In comparison, Corbyn, who angered many in his party for waging a tepid opposition to Brexit, rejected calls to stand down. Within a week of the referendum, over half his shadow cabinet had resigned, and Corbyn lost a vote of confidence among Labour MPs by the remarkable margin of 172 to 40. Labour’s deputy leader, Tom Watson, admitted, “My party is in peril, we are facing an existential crisis,” as Corbyn had trouble filling a new, downsized shadow cabinet.

However, left-wing progressives idolized Corbyn and joined the party in unprecedented numbers, driving membership above 500,000 — the highest in modern history, giving Labour more members than all other U.K. parties combined. Labour’s rules saved Corbyn by sacrificing his party. Within three months, the Tories’ lead in opinion polls had grown by over 10 percentage points.

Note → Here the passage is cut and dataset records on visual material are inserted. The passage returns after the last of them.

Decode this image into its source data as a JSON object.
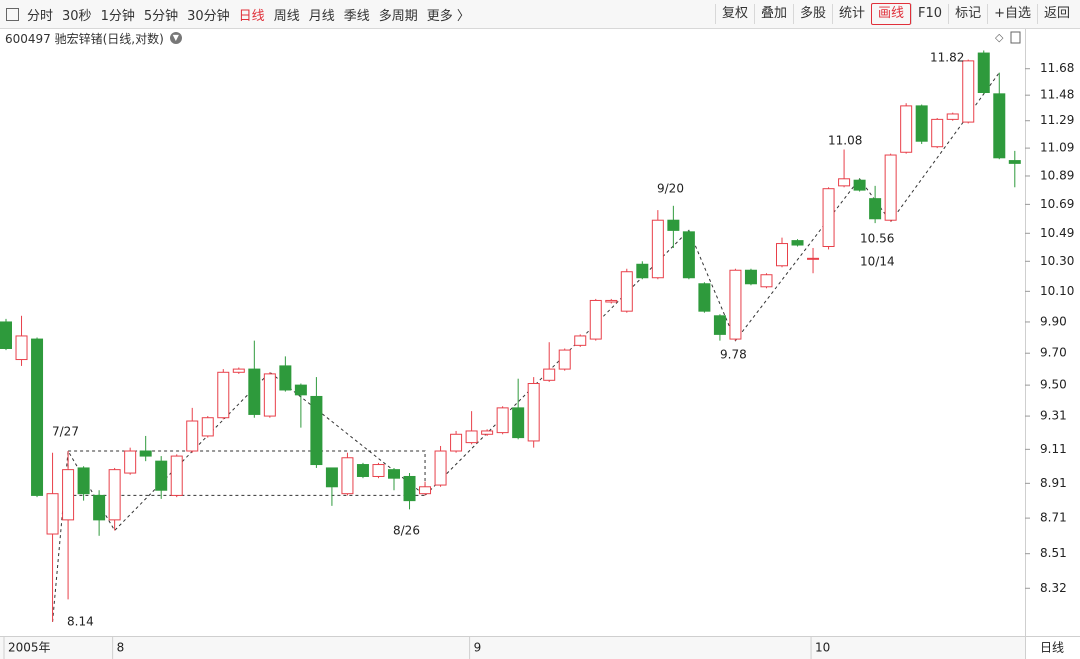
{
  "toolbar": {
    "tabs": [
      "分时",
      "30秒",
      "1分钟",
      "5分钟",
      "30分钟",
      "日线",
      "周线",
      "月线",
      "季线",
      "多周期",
      "更多 〉"
    ],
    "active_tab": "日线",
    "buttons": [
      "复权",
      "叠加",
      "多股",
      "统计",
      "画线",
      "F10",
      "标记",
      "+自选",
      "返回"
    ],
    "active_button": "画线"
  },
  "header": {
    "title": "600497 驰宏锌锗(日线,对数)"
  },
  "footer": {
    "period": "日线"
  },
  "chart_data": {
    "type": "candlestick",
    "categories": [
      "2005年",
      null,
      null,
      null,
      null,
      null,
      null,
      "8",
      null,
      null,
      null,
      null,
      null,
      null,
      null,
      null,
      null,
      null,
      null,
      null,
      null,
      null,
      null,
      null,
      null,
      null,
      null,
      null,
      null,
      null,
      "9",
      null,
      null,
      null,
      null,
      null,
      null,
      null,
      null,
      null,
      null,
      null,
      null,
      null,
      null,
      null,
      null,
      null,
      null,
      null,
      null,
      null,
      "10",
      null,
      null,
      null,
      null,
      null,
      null,
      null,
      null,
      null,
      null,
      null,
      null,
      null
    ],
    "open": [
      9.9,
      9.66,
      9.79,
      8.62,
      8.7,
      9.0,
      8.84,
      8.7,
      8.97,
      9.1,
      9.04,
      8.84,
      9.1,
      9.19,
      9.3,
      9.58,
      9.6,
      9.31,
      9.62,
      9.5,
      9.43,
      9.0,
      8.85,
      9.02,
      8.95,
      8.99,
      8.95,
      8.85,
      8.9,
      9.1,
      9.15,
      9.2,
      9.21,
      9.36,
      9.16,
      9.53,
      9.6,
      9.75,
      9.79,
      10.03,
      9.97,
      10.28,
      10.19,
      10.58,
      10.5,
      10.15,
      9.94,
      9.79,
      10.24,
      10.13,
      10.27,
      10.44,
      10.32,
      10.4,
      10.82,
      10.86,
      10.73,
      10.58,
      11.06,
      11.4,
      11.1,
      11.3,
      11.28,
      11.8,
      11.49,
      11.0
    ],
    "high": [
      9.92,
      9.94,
      9.8,
      9.09,
      9.1,
      9.01,
      8.87,
      9.0,
      9.12,
      9.19,
      9.07,
      9.08,
      9.36,
      9.31,
      9.6,
      9.61,
      9.78,
      9.58,
      9.68,
      9.51,
      9.55,
      9.0,
      9.09,
      9.03,
      9.03,
      9.0,
      8.97,
      8.92,
      9.13,
      9.22,
      9.34,
      9.23,
      9.37,
      9.54,
      9.55,
      9.77,
      9.73,
      9.82,
      10.05,
      10.05,
      10.25,
      10.3,
      10.65,
      10.68,
      10.51,
      10.16,
      9.95,
      10.25,
      10.25,
      10.22,
      10.46,
      10.45,
      10.39,
      10.81,
      11.08,
      10.87,
      10.82,
      11.05,
      11.42,
      11.41,
      11.31,
      11.35,
      11.75,
      11.82,
      11.65,
      11.07
    ],
    "low": [
      9.72,
      9.62,
      8.83,
      8.14,
      8.26,
      8.81,
      8.61,
      8.64,
      8.96,
      9.04,
      8.82,
      8.83,
      9.09,
      9.18,
      9.29,
      9.57,
      9.3,
      9.3,
      9.46,
      9.24,
      9.0,
      8.78,
      8.84,
      8.94,
      8.94,
      8.87,
      8.76,
      8.84,
      8.89,
      9.09,
      9.14,
      9.19,
      9.2,
      9.17,
      9.12,
      9.52,
      9.59,
      9.74,
      9.78,
      10.02,
      9.96,
      10.18,
      10.18,
      10.39,
      10.18,
      9.96,
      9.78,
      9.78,
      10.14,
      10.12,
      10.26,
      10.4,
      10.22,
      10.38,
      10.81,
      10.78,
      10.56,
      10.57,
      11.05,
      11.12,
      11.09,
      11.29,
      11.27,
      11.49,
      11.01,
      10.81
    ],
    "close": [
      9.73,
      9.81,
      8.84,
      8.85,
      8.99,
      8.85,
      8.7,
      8.99,
      9.1,
      9.07,
      8.87,
      9.07,
      9.28,
      9.3,
      9.58,
      9.6,
      9.32,
      9.57,
      9.47,
      9.44,
      9.02,
      8.89,
      9.06,
      8.95,
      9.02,
      8.94,
      8.81,
      8.89,
      9.1,
      9.2,
      9.22,
      9.22,
      9.36,
      9.18,
      9.51,
      9.6,
      9.72,
      9.81,
      10.04,
      10.04,
      10.23,
      10.19,
      10.58,
      10.51,
      10.19,
      9.97,
      9.82,
      10.24,
      10.15,
      10.21,
      10.42,
      10.41,
      10.32,
      10.8,
      10.87,
      10.79,
      10.59,
      11.04,
      11.4,
      11.14,
      11.3,
      11.34,
      11.74,
      11.5,
      11.02,
      10.98
    ],
    "up_color": "#e8404a",
    "down_color": "#2e9a3c",
    "log_scale": true,
    "grid": false,
    "ylim": [
      8.07,
      11.87
    ],
    "yticks": [
      8.32,
      8.51,
      8.71,
      8.91,
      9.11,
      9.31,
      {
        "value": 9.5,
        "label": "9.50"
      },
      {
        "value": 9.7,
        "label": "9.70"
      },
      {
        "value": 9.9,
        "label": "9.90"
      },
      {
        "value": 10.1,
        "label": "10.10"
      },
      {
        "value": 10.3,
        "label": "10.30"
      },
      10.49,
      10.69,
      10.89,
      11.09,
      11.29,
      11.48,
      11.68
    ],
    "annotations": [
      "7/27",
      "8.14",
      "8/26",
      "9/20",
      "9.78",
      "11.08",
      "10.56",
      "10/14",
      "11.82"
    ]
  }
}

I’ve interviewed senior party officials in over 60 parties and examined internal party elections in parliamentary systems around the world. The lesson Corbyn’s experience teaches us is not unique: Internal democracy can undermine a party’s ability to select candidates who can win general elections. Party activists rarely represent the population. Nor do they often represent the party’s own voters — at least in parties where members have a say.

The Conservatives may appear to be in turmoil right now, rudderless and grasping for some new leader to rescue them. This is certainly how they are often portrayed in the U.K. press. And given the party’s recent leadership turnover — it will soon have had four prime ministers in under eight years — one may reasonably ask whether its rules are taking the party out of contention for future governance.

But the Conservatives are well-positioned to act quickly and rebrand their image — saving the party at the expense of their leader. That’s exactly what they did when they hired Johnson and what they will probably do now that he’s gone.